2. Borrow only for essential stuff
Never borrow money to obtain non-essential things like a new smartphone or to invest in volatile markets like the stocks. Borrowing money to obtain unnecessary stuff is not prudent at all. Your brother-in-law will also not be amused if you ask a significant sum from him and blow it all in a single event, such as a party. Ask for a loan from relatives to address real emergencies, such as hospitalizations. If you must borrow to invest, invest in solid things that appreciate steadily like an education or a house. Just be prudent about how you use your loan and make sure your friend or family member invests a comfortable amount, in case things go sour.
3. Put it on paper
Treat loans from family members and close friends just like you would treat any other loan. Put your loan on paper and document the loan terms, principal, interest rate, and repayment frequency. This helps to minimize risk of a misunderstanding in the future and ensures your friend is clear on when to expect repayments and when the loan should be fully settled. Also, record any provisions for repayment extensions or reliefs in case you are unable to repay your loan as agreed upon. Of course, you can do away with this formality especially where the loan is only a small amount. But, it’s recommended you insist on documenting the loan just to be on the safe side.
4. Pay up on time
This goes without saying. Once you agree on the loan repayment terms, be professional and stick to them. Pay your loan on time without making excuses.

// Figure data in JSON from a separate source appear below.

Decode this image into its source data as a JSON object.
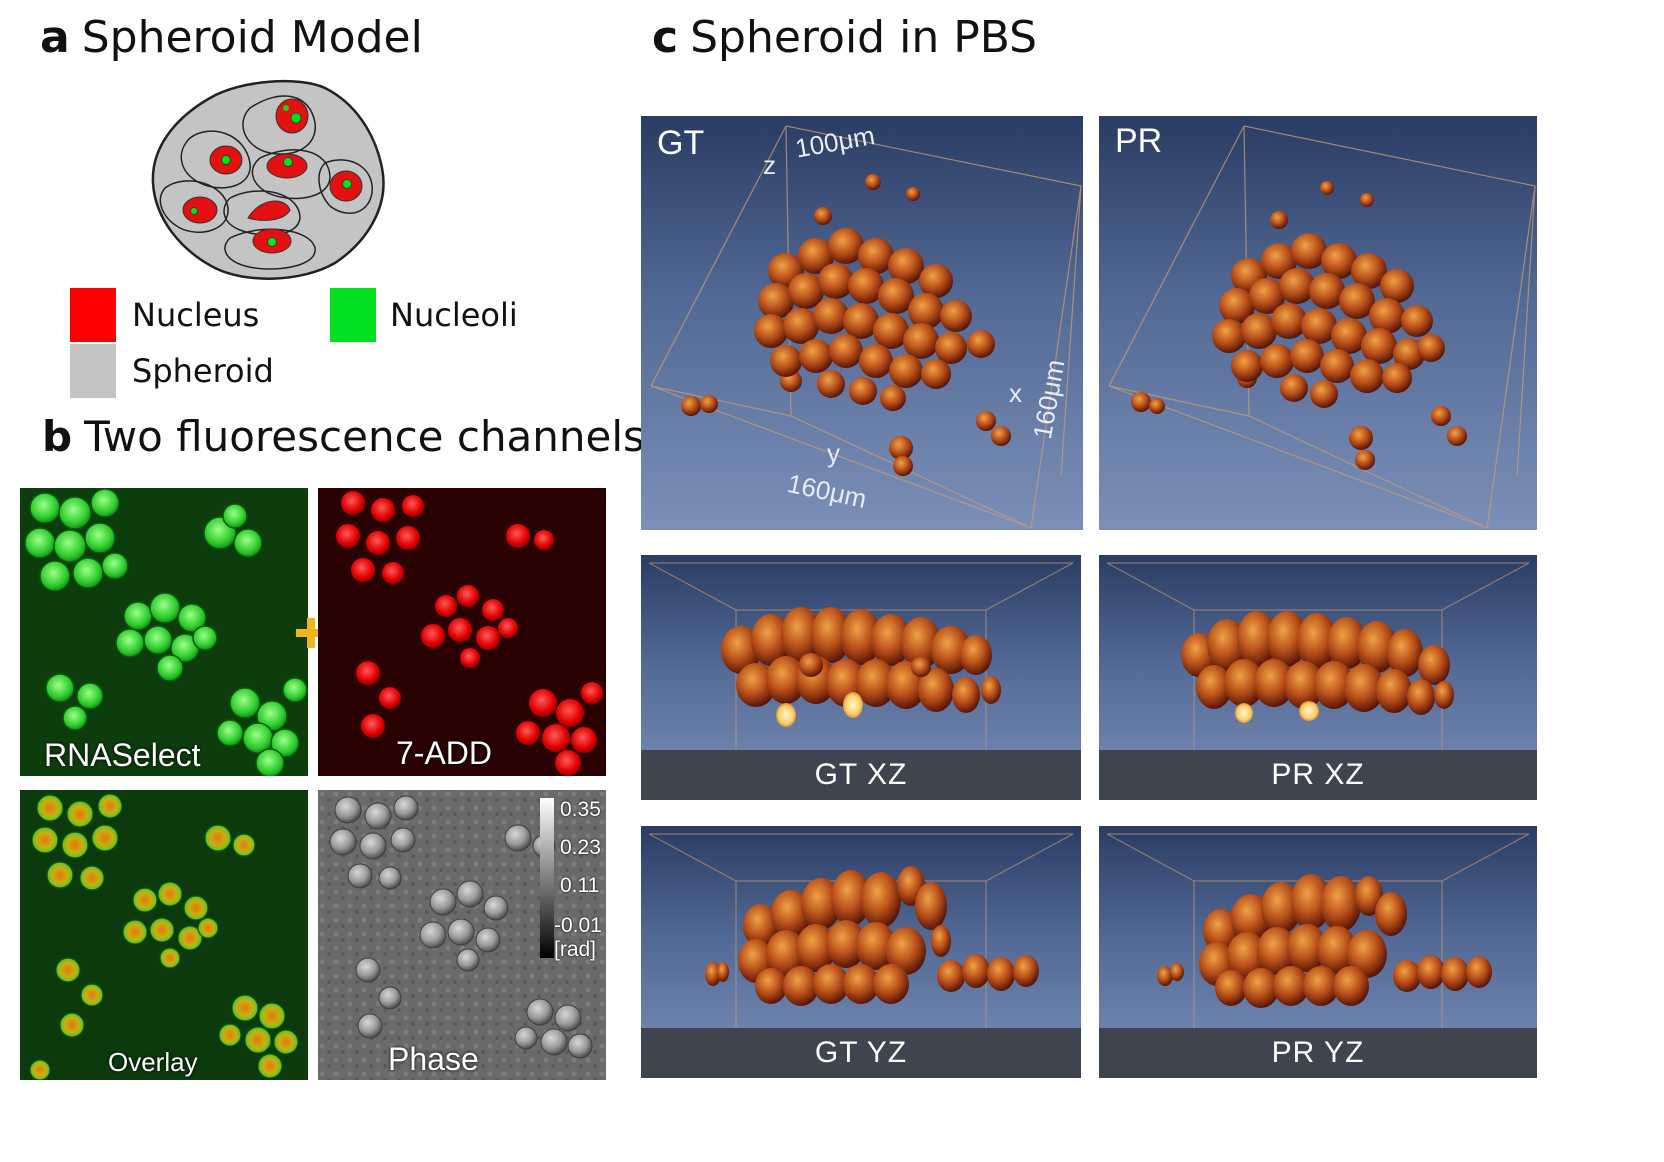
{
  "panel_a": {
    "letter": "a",
    "title": "Spheroid Model",
    "legend": [
      {
        "label": "Nucleus",
        "color": "#ff0000"
      },
      {
        "label": "Nucleoli",
        "color": "#00e020"
      },
      {
        "label": "Spheroid",
        "color": "#c4c4c4"
      }
    ]
  },
  "panel_b": {
    "letter": "b",
    "title": "Two fluorescence channels",
    "tiles": {
      "rnaselect": "RNASelect",
      "add7": "7-ADD",
      "overlay": "Overlay",
      "phase": "Phase"
    },
    "colorbar": {
      "ticks": [
        "0.35",
        "0.23",
        "0.11",
        "-0.01"
      ],
      "unit": "[rad]"
    }
  },
  "panel_c": {
    "letter": "c",
    "title": "Spheroid in PBS",
    "gt": "GT",
    "pr": "PR",
    "axes": {
      "z": "z",
      "z_len": "100μm",
      "x": "x",
      "x_len": "160μm",
      "y": "y",
      "y_len": "160μm"
    },
    "captions": {
      "gt_xz": "GT XZ",
      "pr_xz": "PR XZ",
      "gt_yz": "GT YZ",
      "pr_yz": "PR YZ"
    }
  },
  "colors": {
    "render_top": "#2a3c63",
    "render_bottom": "#7b8fb8",
    "caption_bar": "#3f4550"
  }
}
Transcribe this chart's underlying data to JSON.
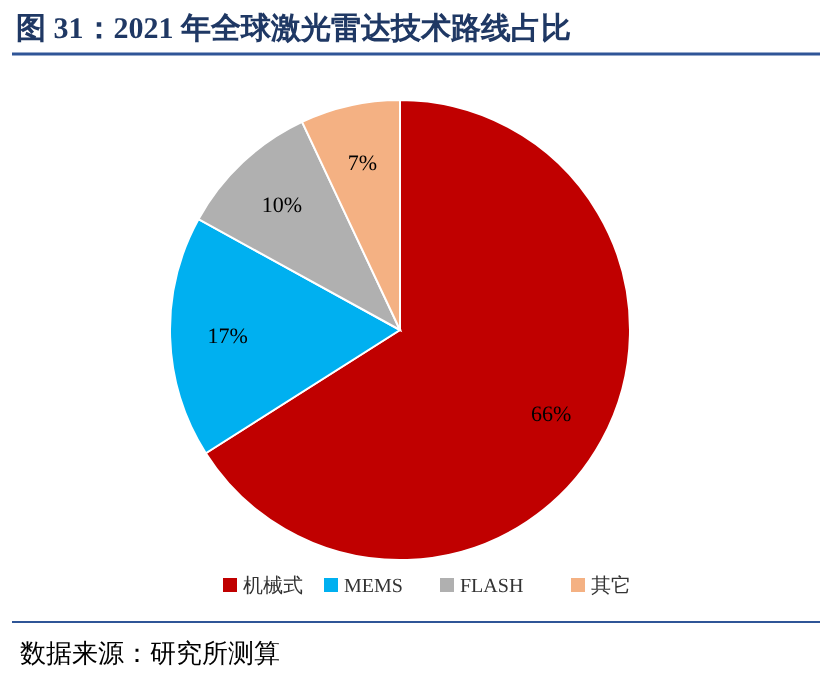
{
  "chart_data": {
    "type": "pie",
    "title": "图 31：2021 年全球激光雷达技术路线占比",
    "categories": [
      "机械式",
      "MEMS",
      "FLASH",
      "其它"
    ],
    "values": [
      66,
      17,
      10,
      7
    ],
    "colors": [
      "#c00000",
      "#00b0f0",
      "#b0b0b0",
      "#f4b183"
    ],
    "value_labels": [
      "66%",
      "17%",
      "10%",
      "7%"
    ],
    "legend": "bottom",
    "annotations": [
      "数据来源：研究所测算"
    ]
  }
}
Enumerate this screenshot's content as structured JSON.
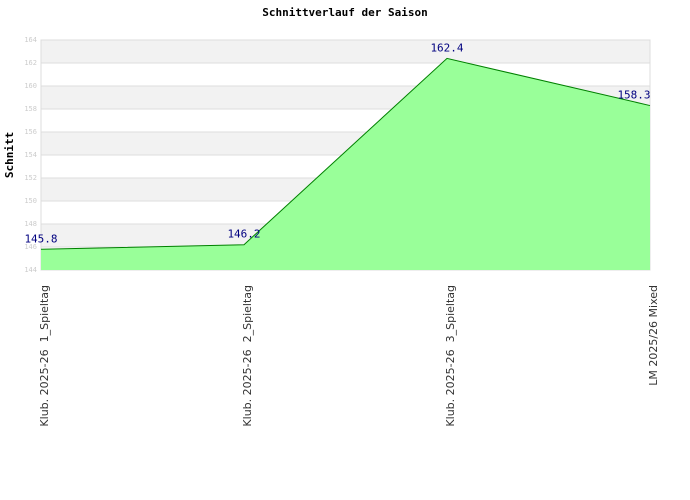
{
  "chart_data": {
    "type": "area",
    "title": "Schnittverlauf der Saison",
    "y_label": "Schnitt",
    "categories": [
      "Klub. 2025-26  1_Spieltag",
      "Klub. 2025-26  2_Spieltag",
      "Klub. 2025-26  3_Spieltag",
      "LM 2025/26 Mixed"
    ],
    "values": [
      145.8,
      146.2,
      162.4,
      158.3
    ],
    "color": "#99ff99",
    "line_color": "#008000",
    "label_color": "#000080",
    "ylim": [
      144,
      164
    ],
    "yticks": [
      144,
      146,
      148,
      150,
      152,
      154,
      156,
      158,
      160,
      162,
      164
    ],
    "grid": true
  }
}
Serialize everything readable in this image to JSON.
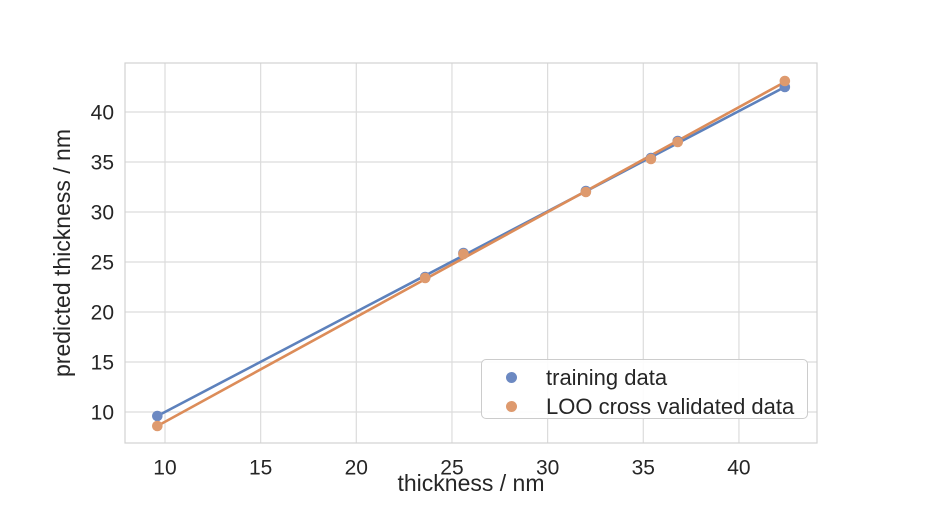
{
  "chart_data": {
    "type": "scatter",
    "title": "",
    "xlabel": "thickness / nm",
    "ylabel": "predicted thickness / nm",
    "xlim": [
      7.91,
      44.08
    ],
    "ylim": [
      6.9,
      44.9
    ],
    "xticks": [
      10,
      15,
      20,
      25,
      30,
      35,
      40
    ],
    "yticks": [
      10,
      15,
      20,
      25,
      30,
      35,
      40
    ],
    "grid": true,
    "legend_position": "lower-right-inside",
    "x": [
      9.6,
      23.6,
      25.6,
      32.0,
      35.4,
      36.8,
      42.4
    ],
    "series": [
      {
        "name": "training data",
        "marker_color": "#6c89c2",
        "line_color": "#5d81bc",
        "y": [
          9.6,
          23.5,
          25.9,
          32.1,
          35.4,
          37.1,
          42.5
        ],
        "fit_line": {
          "x": [
            9.6,
            42.4
          ],
          "y": [
            9.6,
            42.5
          ]
        }
      },
      {
        "name": "LOO cross validated data",
        "marker_color": "#de9a6e",
        "line_color": "#dc8c59",
        "y": [
          8.6,
          23.4,
          25.8,
          32.0,
          35.3,
          37.0,
          43.1
        ],
        "fit_line": {
          "x": [
            9.6,
            42.4
          ],
          "y": [
            8.6,
            43.0
          ]
        }
      }
    ],
    "colors": {
      "grid": "#dcdcdc",
      "plot_border": "#d2d2d2",
      "text": "#262626",
      "background": "#ffffff"
    }
  }
}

Remember that a personal relationship you turned into a business relationship is at stake here and not just another random relationship. If your financial situation improves before the loan repayment period lapses, pay off the loan early. This will be a pleasant surprise to your friend or family member and may help you win back some of the “points” you lost by taking the loan in the first place.
5. Maintain communication
If you are struggling with your repayments, don’t run or start hiding from your lender. Hiding gives a bad impression that you don’t intend to repay the money you owe. Maintain communication throughout the life of the loan and be honest and sincere about your situation. Being honest might take away more “points” from you, but it at least allows you to keep some of your honor. Resist the urge to get agitated when your friend or relative starts to nag or hound you to pay up. Put yourself in his shoes and imagine how you would feel if you were the one on the other side. You would likely also remind him constantly to pay up. Take it in stride and pay some amount back even if it is only a fraction of what you owe to demonstrate sincerity and ease the tension.
6. Return the favor
Life has a way of turning things on their heads. In time, you may find the friend or relative who helped you out of your financial fix is in need of help themselves. Return the favor extended to you by offering yourself and your resources to help them out. Do this even if you repaid your debt with interest or had incidents when your relationship was strained by the loan. Showing this kindness to others is a mark of maturity and reflects well the favor paid to you—and it was a favor!